As a kid, I preferred firecrackers to Math textbooks. So imagine the irony of me preparing to speak to 12,000 school teachers this coming year. I hope they’ll laugh. Then we’ll dab our eyes together as I tell this powerful story of what one child taught his teacher.
Like me, Teddy Stallard was disinterested in school. Clothes wrinkled. Hair matted. He was smelly and just plain hard to like. Miss Thompson said she loved all the kids the same, but she summoned a certain perverse pleasure from putting Fs at the top of Teddy’s papers. She knew better. She had seen Teddy’s records: 1st Grade: “Teddy shows promise, but poor home situation.” 2nd Grade: “Teddy could do better. Mother seriously ill.” 3rd Grade: “Teddy is a good boy. His mother died this year.” 4th Grade: “Teddy is very slow. His father shows no interest.”

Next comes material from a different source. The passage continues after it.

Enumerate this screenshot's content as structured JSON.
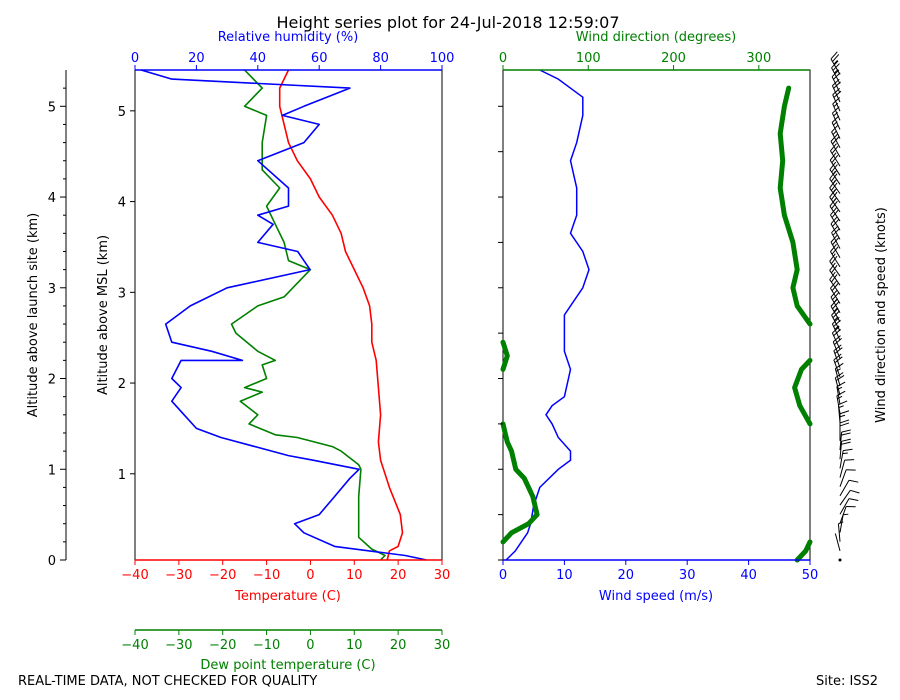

Just before Christmas the kids brought Miss Thompson presents. Teddy’s was badly wrapped in brown paper. Out fell a gaudy rhinestone bracelet and a bottle of cheap perfume. The kids giggled. Miss Thompson shushed them. She put on the bracelet and dabbed perfume on her wrist. “Doesn’t it smell lovely?” And the children agreed. “Miss Thompson,” said Teddy, “you smell just like my mother…and her bracelet looks real pretty on you, too.” When Teddy left, Miss Thompson got down on her knees and asked God to forgive her. The next day she helped all the children, but especially the slow ones.
Years passed. A letter arrived: “Dear Miss Thompson: I wanted you to be the first to know. I will be graduating 2nd in my class. Love, Teddy Stallard.” Four years later another letter came: “Dear Miss Thompson: They just told me I will be graduating 1st in my class. I wanted you to be the first to know. Love, Teddy.” Four years later: “Dear Miss Thompson: As of today, I am Theodore Stallard, M.D. How about that? I wanted you to be the first to know. I am getting married next month. I want you to come and sit where my mother would sit if she were alive. You are the only family I have now; Dad died last year. Love, Teddy.”
She attended that wedding, of course. She deserved to. Miss Thompson sat proudly where Teddy’s mother would have sat. She had done something for a lost and lonely boy that he would never get over. She not only wore the gifts he gave, she nurtured the gifts he had been given. With God’s help, we can too.